Rosatom holds the majority share of the Akkuyu Nuclear Power Plant (NPP) with 51 percent, while the remaining 49 percent stake was to be divided among the Turkish consortium of contracting conglomerates that includes Cengiz, Kolin, and Kalyon.
However, the Cengiz, Kolin and Kalyon consortium pulled out of the project, the company officials said citing the inability to agree on commercial terms in the project.
The Turkish consortium signed a draft agreement with Rosatom for the transfer of 49 percent of shares in the project last June. However, since then the sides failed to reach a final agreement.
Rosatom plans to construct Turkey’s first nuclear power plant, Akkuyu, in the country’s southern province of Mersin on the Mediterranean coast.
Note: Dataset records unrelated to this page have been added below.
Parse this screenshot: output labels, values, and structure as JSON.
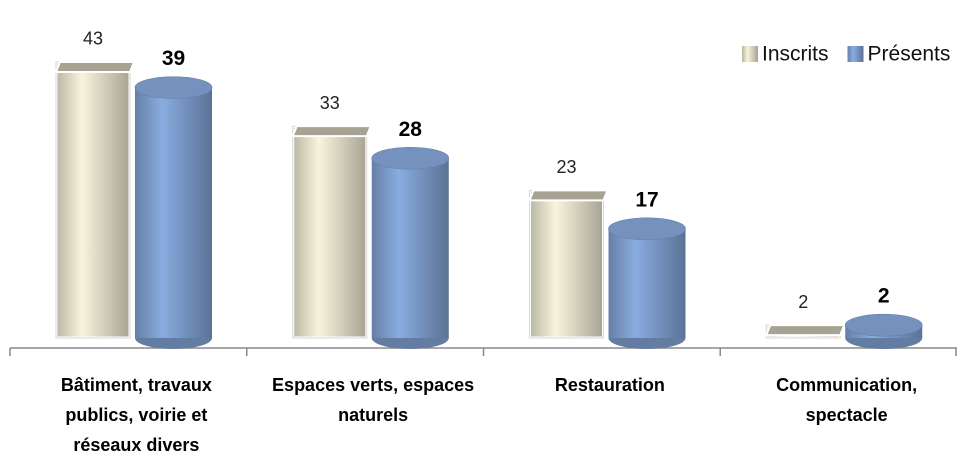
{
  "chart_data": {
    "type": "bar3d",
    "categories": [
      "Bâtiment, travaux publics, voirie et réseaux divers",
      "Espaces verts, espaces naturels",
      "Restauration",
      "Communication, spectacle"
    ],
    "series": [
      {
        "name": "Inscrits",
        "color": "#e6e2cc",
        "values": [
          43,
          33,
          23,
          2
        ]
      },
      {
        "name": "Présents",
        "color": "#7f9fcf",
        "values": [
          39,
          28,
          17,
          2
        ]
      }
    ],
    "ylim": [
      0,
      50
    ],
    "legend": "top-right"
  }
}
The plant will have a capacity of 4,800 megawatts in four units and a working life of 8,000 hours per year. In the first phase of construction, two units with a capacity of 2,400 megawatts are planned.
Construction of the plant was expected to start this year. The plant has an operational date set for the first reactor by 2023 while the plant is expected to be up and running at full capacity by 2025.